Under the hood, the standard and only available 455 cubic-inch V8 was rated at 250 net horsepower, which represented an "on-paper" decrease from the 315 gross horsepower rating in 1971. This was due to an industry-wide change in horsepower measurements from the gross method by a dynamometer outside a vehicle with no accessories installed to a SAE net method in which horsepower was measured as installed in a vehicle with accessories and emission controls hooked up. Turbo Hydra-matic transmission, variable ratio power steering and power front disc brakes were again standard equipment.
Sales climbed over 20%, to 36,165 for the model year.
The 1973 Centurion featured a larger 5 mph (8.0 km/h) front bumper and new vertical grille shared with LeSabre models along with revised taillights. The two-door hardtop coupe no longer included a standard vinyl roof and the distinctive formal rear window was replaced by a backlight shared with LeSabre coupes.
Under the hood, the standard engine was downgraded to a four-barrel 350 V8 rated at 175 net horsepower. The 250-horsepower 455 four-barrel was now optional.

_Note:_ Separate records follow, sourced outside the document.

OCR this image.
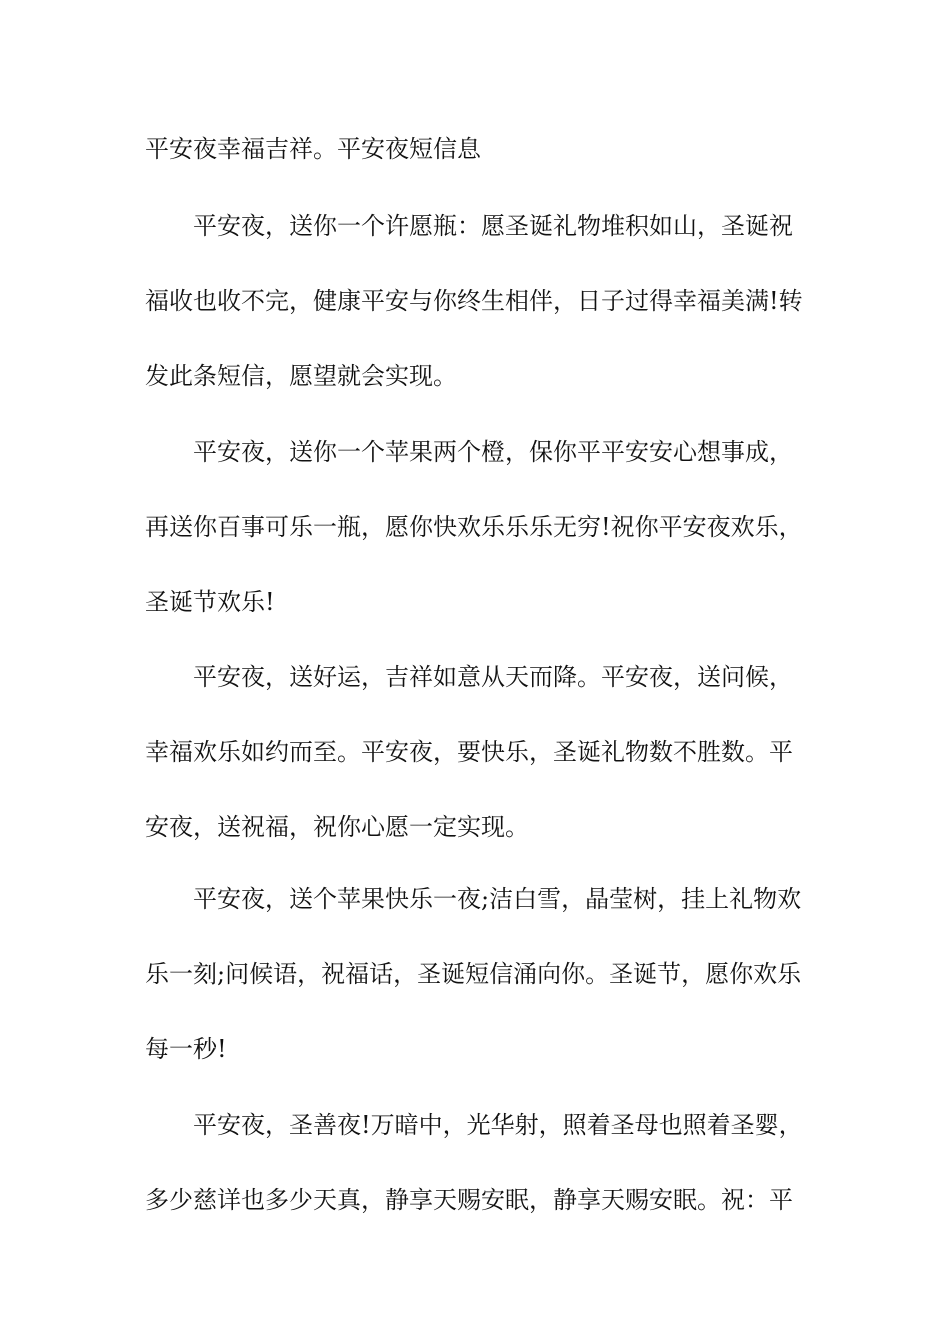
平安夜幸福吉祥。平安夜短信息
平安夜，送你一个许愿瓶：愿圣诞礼物堆积如山，圣诞祝
福收也收不完，健康平安与你终生相伴，日子过得幸福美满!转
发此条短信，愿望就会实现。
平安夜，送你一个苹果两个橙，保你平平安安心想事成，
再送你百事可乐一瓶，愿你快欢乐乐乐无穷!祝你平安夜欢乐，
圣诞节欢乐!
平安夜，送好运，吉祥如意从天而降。平安夜，送问候，
幸福欢乐如约而至。平安夜，要快乐，圣诞礼物数不胜数。平
安夜，送祝福，祝你心愿一定实现。
平安夜，送个苹果快乐一夜;洁白雪，晶莹树，挂上礼物欢
乐一刻;问候语，祝福话，圣诞短信涌向你。圣诞节，愿你欢乐
每一秒!
平安夜，圣善夜!万暗中，光华射，照着圣母也照着圣婴，
多少慈详也多少天真，静享天赐安眠，静享天赐安眠。祝：平
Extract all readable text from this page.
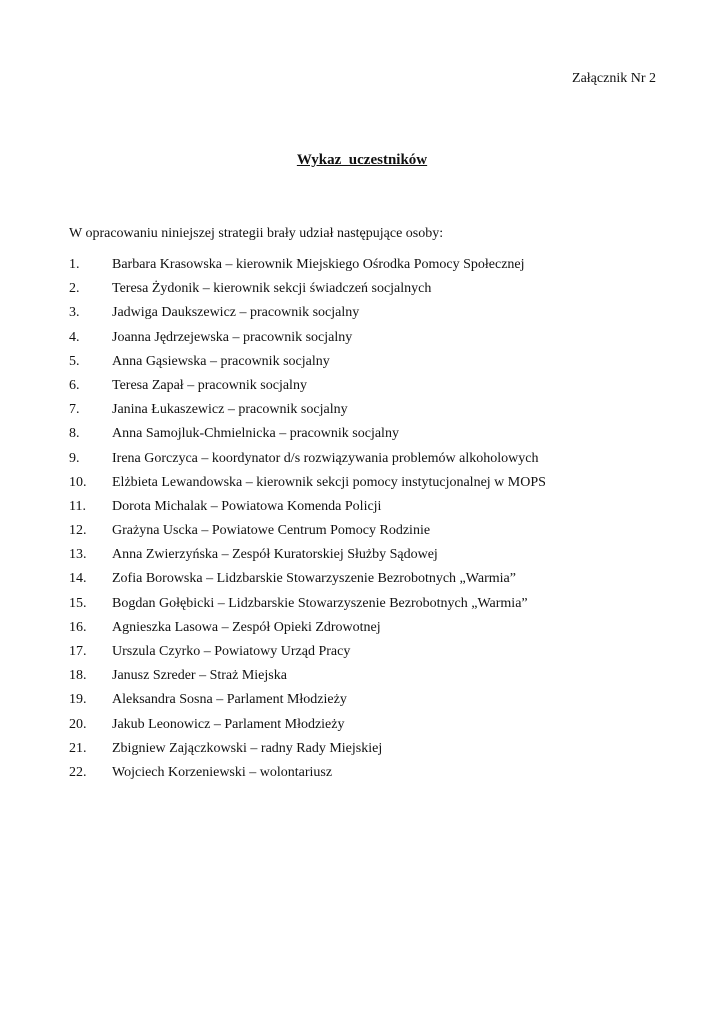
Załącznik Nr 2
Wykaz  uczestników
W opracowaniu niniejszej strategii brały udział następujące osoby:
1.	Barbara Krasowska – kierownik Miejskiego Ośrodka Pomocy Społecznej
2.	Teresa Żydonik – kierownik sekcji świadczeń socjalnych
3.	Jadwiga Daukszewicz – pracownik socjalny
4.	Joanna Jędrzejewska – pracownik socjalny
5.	Anna Gąsiewska – pracownik socjalny
6.	Teresa Zapał – pracownik socjalny
7.	Janina Łukaszewicz – pracownik socjalny
8.	Anna Samojluk-Chmielnicka – pracownik socjalny
9.	Irena Gorczyca – koordynator d/s rozwiązywania problemów alkoholowych
10.	Elżbieta Lewandowska – kierownik sekcji pomocy instytucjonalnej w MOPS
11.	Dorota Michalak – Powiatowa Komenda Policji
12.	Grażyna Uscka – Powiatowe Centrum Pomocy Rodzinie
13.	Anna Zwierzyńska – Zespół Kuratorskiej Służby Sądowej
14.	Zofia Borowska – Lidzbarskie Stowarzyszenie Bezrobotnych „Warmia”
15.	Bogdan Gołębicki – Lidzbarskie Stowarzyszenie Bezrobotnych „Warmia”
16.	Agnieszka Lasowa – Zespół Opieki Zdrowotnej
17.	Urszula Czyrko – Powiatowy Urząd Pracy
18.	Janusz Szreder – Straż Miejska
19.	Aleksandra Sosna – Parlament Młodzieży
20.	Jakub Leonowicz – Parlament Młodzieży
21.	Zbigniew Zajączkowski – radny Rady Miejskiej
22.	Wojciech Korzeniewski – wolontariusz
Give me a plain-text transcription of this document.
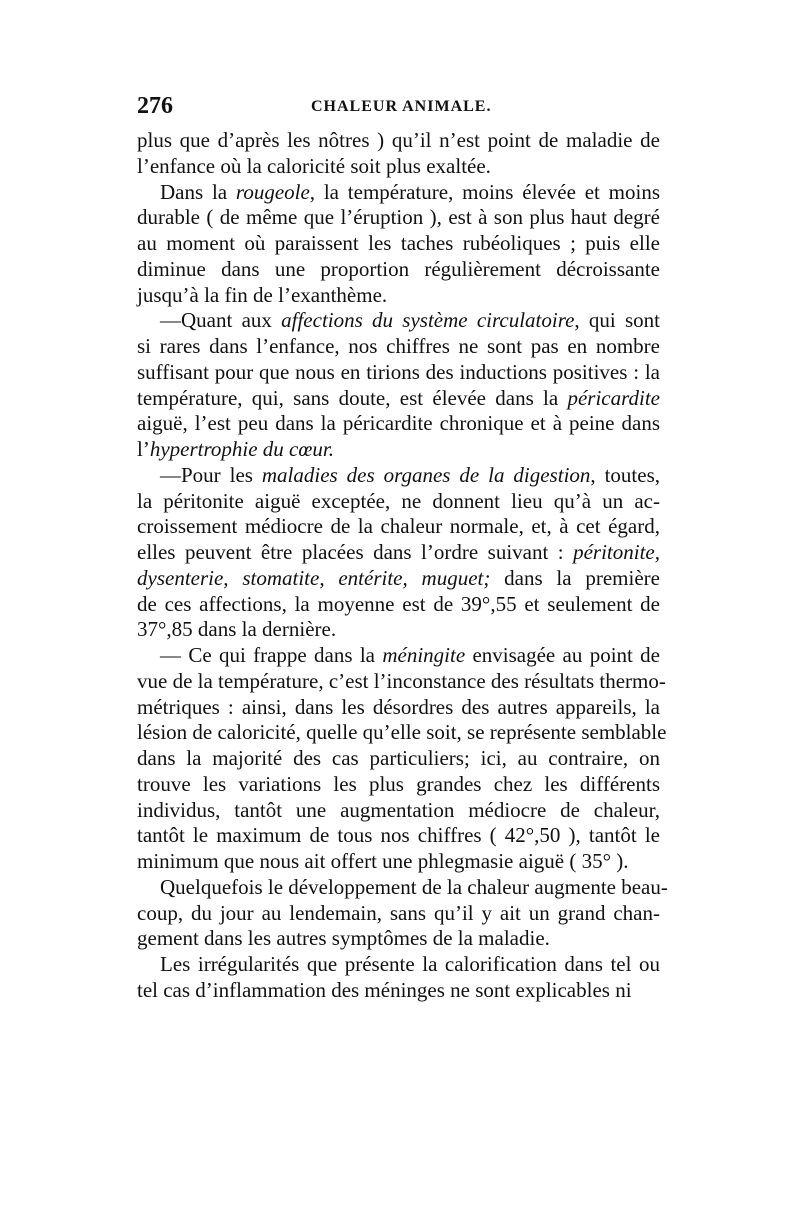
276	CHALEUR ANIMALE.
plus que d’après les nôtres ) qu’il n’est point de maladie de
l’enfance où la caloricité soit plus exaltée.
Dans la rougeole, la température, moins élevée et moins
durable ( de même que l’éruption ), est à son plus haut degré
au moment où paraissent les taches rubéoliques ; puis elle
diminue dans une proportion régulièrement décroissante
jusqu’à la fin de l’exanthème.
—Quant aux affections du système circulatoire, qui sont
si rares dans l’enfance, nos chiffres ne sont pas en nombre
suffisant pour que nous en tirions des inductions positives : la
température, qui, sans doute, est élevée dans la péricardite
aiguë, l’est peu dans la péricardite chronique et à peine dans
l’hypertrophie du cœur.
—Pour les maladies des organes de la digestion, toutes,
la péritonite aiguë exceptée, ne donnent lieu qu’à un ac-
croissement médiocre de la chaleur normale, et, à cet égard,
elles peuvent être placées dans l’ordre suivant : péritonite,
dysenterie, stomatite, entérite, muguet; dans la première
de ces affections, la moyenne est de 39°,55 et seulement de
37°,85 dans la dernière.
— Ce qui frappe dans la méningite envisagée au point de
vue de la température, c’est l’inconstance des résultats thermo-
métriques : ainsi, dans les désordres des autres appareils, la
lésion de caloricité, quelle qu’elle soit, se représente semblable
dans la majorité des cas particuliers; ici, au contraire, on
trouve les variations les plus grandes chez les différents
individus, tantôt une augmentation médiocre de chaleur,
tantôt le maximum de tous nos chiffres ( 42°,50 ), tantôt le
minimum que nous ait offert une phlegmasie aiguë ( 35° ).
Quelquefois le développement de la chaleur augmente beau-
coup, du jour au lendemain, sans qu’il y ait un grand chan-
gement dans les autres symptômes de la maladie.
Les irrégularités que présente la calorification dans tel ou
tel cas d’inflammation des méninges ne sont explicables ni
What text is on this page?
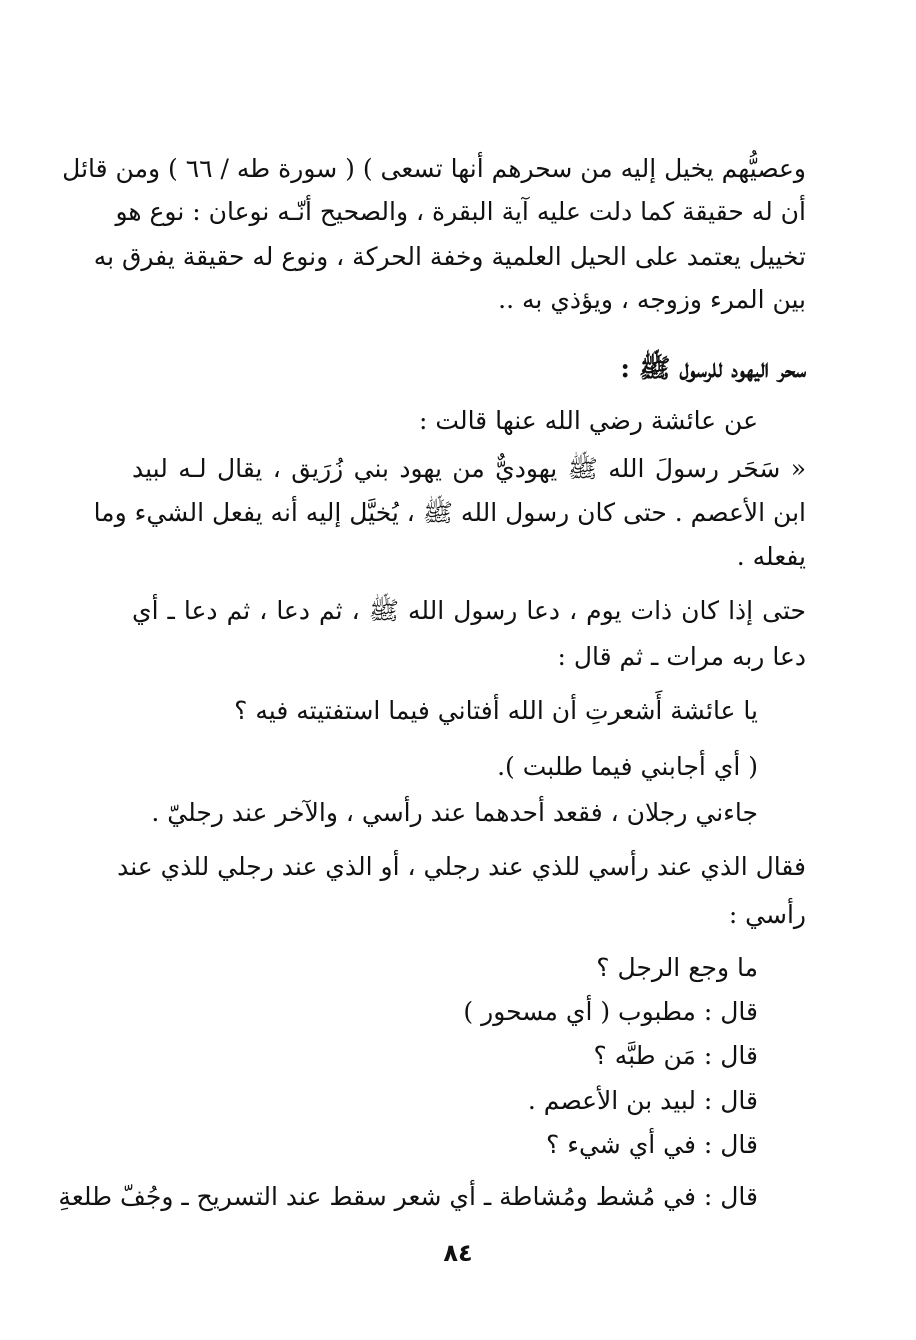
وعصيُّهم يخيل إليه من سحرهم أنها تسعى ) ( سورة طه / ٦٦ ) ومن قائل
أن له حقيقة كما دلت عليه آية البقرة ، والصحيح أنّـه نوعان : نوع هو
تخييل يعتمد على الحيل العلمية وخفة الحركة ، ونوع له حقيقة يفرق به
بين المرء وزوجه ، ويؤذي به ..
سحر اليهود للرسول ﷺ :
عن عائشة رضي الله عنها قالت :
« سَحَر رسولَ الله ﷺ يهوديٌّ من يهود بني زُرَيق ، يقال لـه لبيد
ابن الأعصم . حتى كان رسول الله ﷺ ، يُخيَّل إليه أنه يفعل الشيء وما
يفعله .
حتى إذا كان ذات يوم ، دعا رسول الله ﷺ ، ثم دعا ، ثم دعا ـ أي
دعا ربه مرات ـ ثم قال :
يا عائشة أَشعرتِ أن الله أفتاني فيما استفتيته فيه ؟
( أي أجابني فيما طلبت ).
جاءني رجلان ، فقعد أحدهما عند رأسي ، والآخر عند رجليّ .
فقال الذي عند رأسي للذي عند رجلي ، أو الذي عند رجلي للذي عند
رأسي :
ما وجع الرجل ؟
قال : مطبوب ( أي مسحور )
قال : مَن طبَّه ؟
قال : لبيد بن الأعصم .
قال : في أي شيء ؟
قال : في مُشط ومُشاطة ـ أي شعر سقط عند التسريح ـ وجُفّ طلعةِ
٨٤
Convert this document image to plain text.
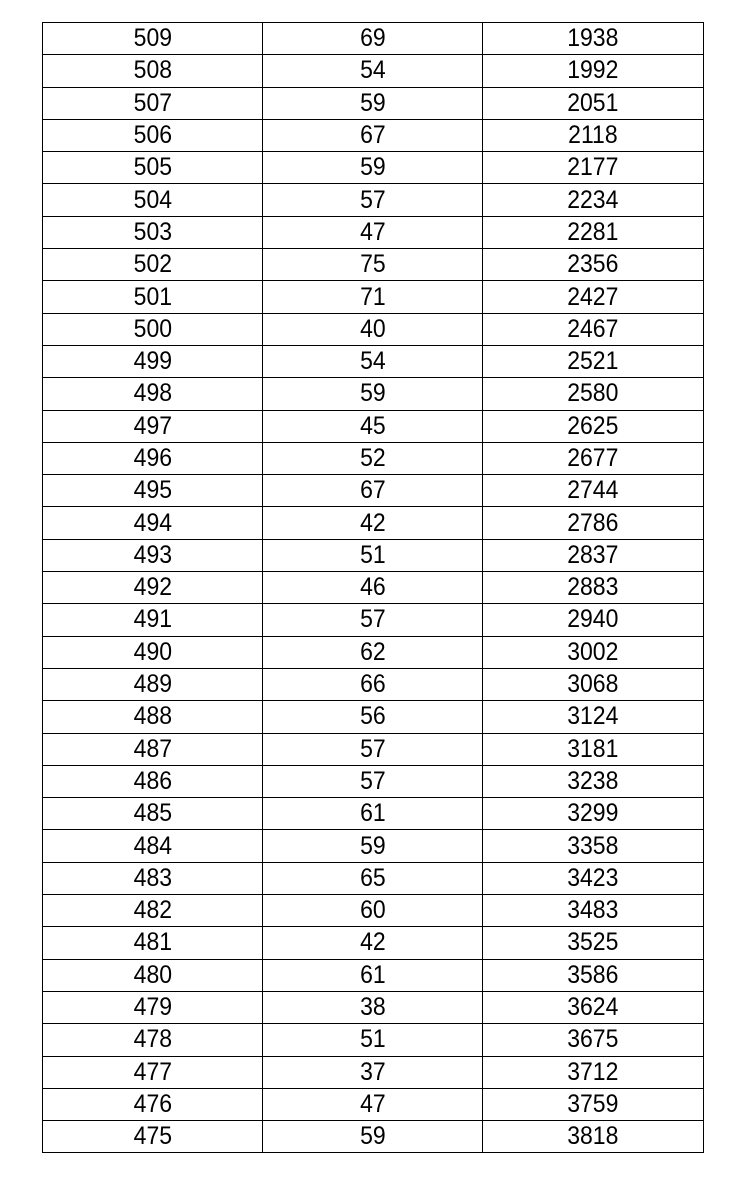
509	69	1938
508	54	1992
507	59	2051
506	67	2118
505	59	2177
504	57	2234
503	47	2281
502	75	2356
501	71	2427
500	40	2467
499	54	2521
498	59	2580
497	45	2625
496	52	2677
495	67	2744
494	42	2786
493	51	2837
492	46	2883
491	57	2940
490	62	3002
489	66	3068
488	56	3124
487	57	3181
486	57	3238
485	61	3299
484	59	3358
483	65	3423
482	60	3483
481	42	3525
480	61	3586
479	38	3624
478	51	3675
477	37	3712
476	47	3759
475	59	3818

With the LeSabre convertible temporarily dropped after 1972 and the intermediate-sized Buick lineup (renamed from Skylark to Century for 1973) losing its droptop permanently after the 1972 model year, the Centurion was Buick's only convertible offering in 1973. This would also be the final year for the Centurion series, which was replaced for 1974 by the new LeSabre Luxus, which included the convertible reinstated to that line for another two model years. GM would not see another Buick convertible until the Buick Riviera in 1982.
Total Centurion production was 110,539 units, including 10,296 convertibles. With only three years of production, the Centurion had one of the shortest model runs in modern Buick history.